Lui non ha parlato molto, come ha più volte ricordato al pubblico: “a me non piace tanto parlare, mi piace di più suonare”; le poche parole dunque, quasi impacciate, timide, sono state travolte dall’impressionante abilità musicale di un autore cresciuto artisticamente con la palestra del Blues e del Jazz, cosa che si è respirata per tutte le due ore e mezza del concerto. I brani dell’ultimo album, alternati ai grandi successi commerciali di Britti, hanno avuto come tessuto connettivo gli straordinari assoli di chitarra acustica in tutte le salse, dal country, al rock, fino ad arrivare a tonalità decisamente latine.
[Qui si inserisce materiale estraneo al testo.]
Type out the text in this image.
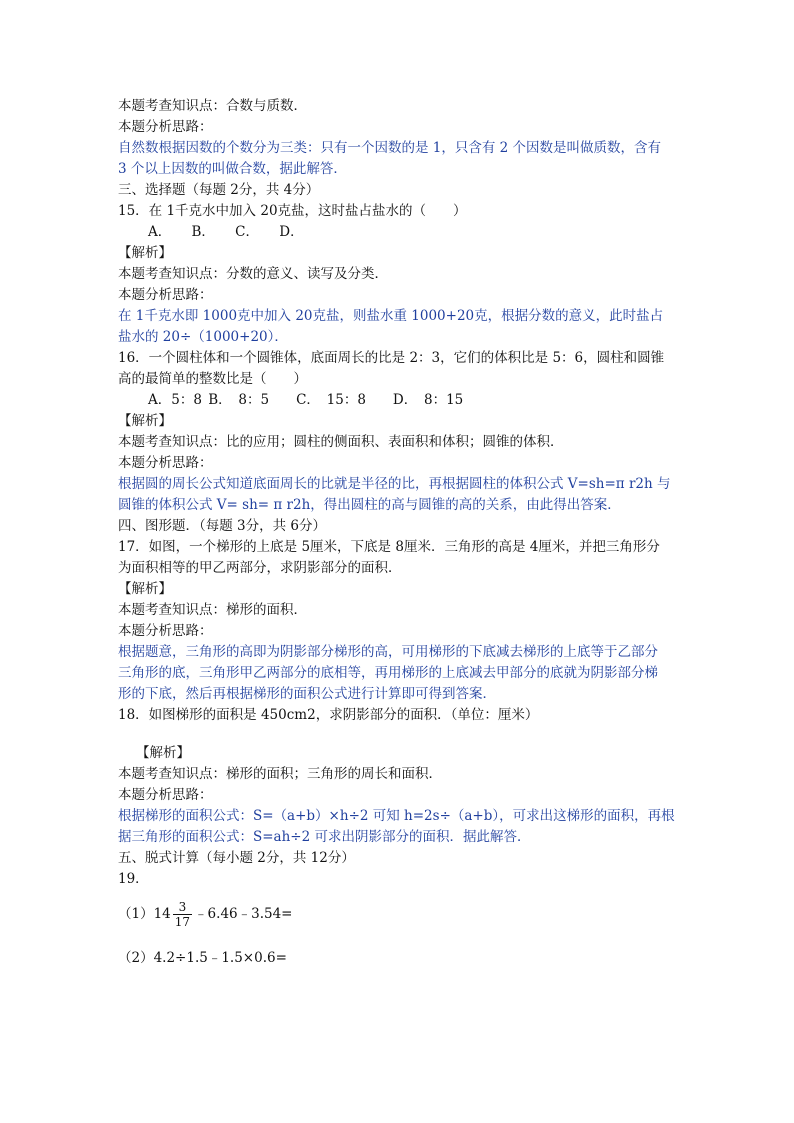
本题考查知识点：合数与质数．
本题分析思路：
自然数根据因数的个数分为三类：只有一个因数的是 1，只含有 2 个因数是叫做质数，含有
3 个以上因数的叫做合数，据此解答．
三、选择题（每题 2分，共 4分）
15．在 1千克水中加入 20克盐，这时盐占盐水的（　　）
A．　　B．　　C．　　D．
【解析】
本题考查知识点：分数的意义、读写及分类．
本题分析思路：
在 1千克水即 1000克中加入 20克盐，则盐水重 1000+20克，根据分数的意义，此时盐占
盐水的 20÷（1000+20）．
16．一个圆柱体和一个圆锥体，底面周长的比是 2：3，它们的体积比是 5：6，圆柱和圆锥
高的最简单的整数比是（　　）
A．5：8 B．　8：5　　C．　15：8　　D．　8：15
【解析】
本题考查知识点：比的应用；圆柱的侧面积、表面积和体积；圆锥的体积．
本题分析思路：
根据圆的周长公式知道底面周长的比就是半径的比，再根据圆柱的体积公式 V=sh=π r2h 与
圆锥的体积公式 V= sh= π r2h，得出圆柱的高与圆锥的高的关系，由此得出答案．
四、图形题．（每题 3分，共 6分）
17．如图，一个梯形的上底是 5厘米，下底是 8厘米．三角形的高是 4厘米，并把三角形分
为面积相等的甲乙两部分，求阴影部分的面积．
【解析】
本题考查知识点：梯形的面积．
本题分析思路：
根据题意，三角形的高即为阴影部分梯形的高，可用梯形的下底减去梯形的上底等于乙部分
三角形的底，三角形甲乙两部分的底相等，再用梯形的上底减去甲部分的底就为阴影部分梯
形的下底，然后再根据梯形的面积公式进行计算即可得到答案．
18．如图梯形的面积是 450cm2，求阴影部分的面积．（单位：厘米）
【解析】
本题考查知识点：梯形的面积；三角形的周长和面积．
本题分析思路：
根据梯形的面积公式：S=（a+b）×h÷2 可知 h=2s÷（a+b），可求出这梯形的面积，再根
据三角形的面积公式：S=ah÷2 可求出阴影部分的面积．据此解答．
五、脱式计算（每小题 2分，共 12分）
19．
$(1)14 \frac{3}{17}$ ﹣6.46﹣3.54=
（2）4.2÷1.5﹣1.5×0.6=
Su tutto, naturalmente, ha dominato la grande personalità dell’artista, che ha incantato il pubblico con uno straordinario virtuosismo, una padronanza dello strumento stupefacente, che faceva quasi sembrare la chitarra folk un’estensione anatomica del suo corpo, per il tocco magico che faceva vibrare le corde dello strumento insieme all’intero Palacongressi.

Per chi conosceva solo il Britti dei tormentoni pop, è stata di certo una straordinaria sorpresa, da lasciare senza fiato. Tanta energia, tante vibrazioni, ma anche tanto cuore, emozionante la cover di Bennato “L’isola che non c’è”, interpretata insieme ai componenti della band (impeccabili anche loro) seduti al centro del palco uno accanto all’altro come in un salotto di casa.

Un evento così, insomma, è più unico che raro in una terra in cui non si può certo dire che abbondino le occasioni per una full-immersion nella buona musica, o più in generale per le iniziative culturali di livello.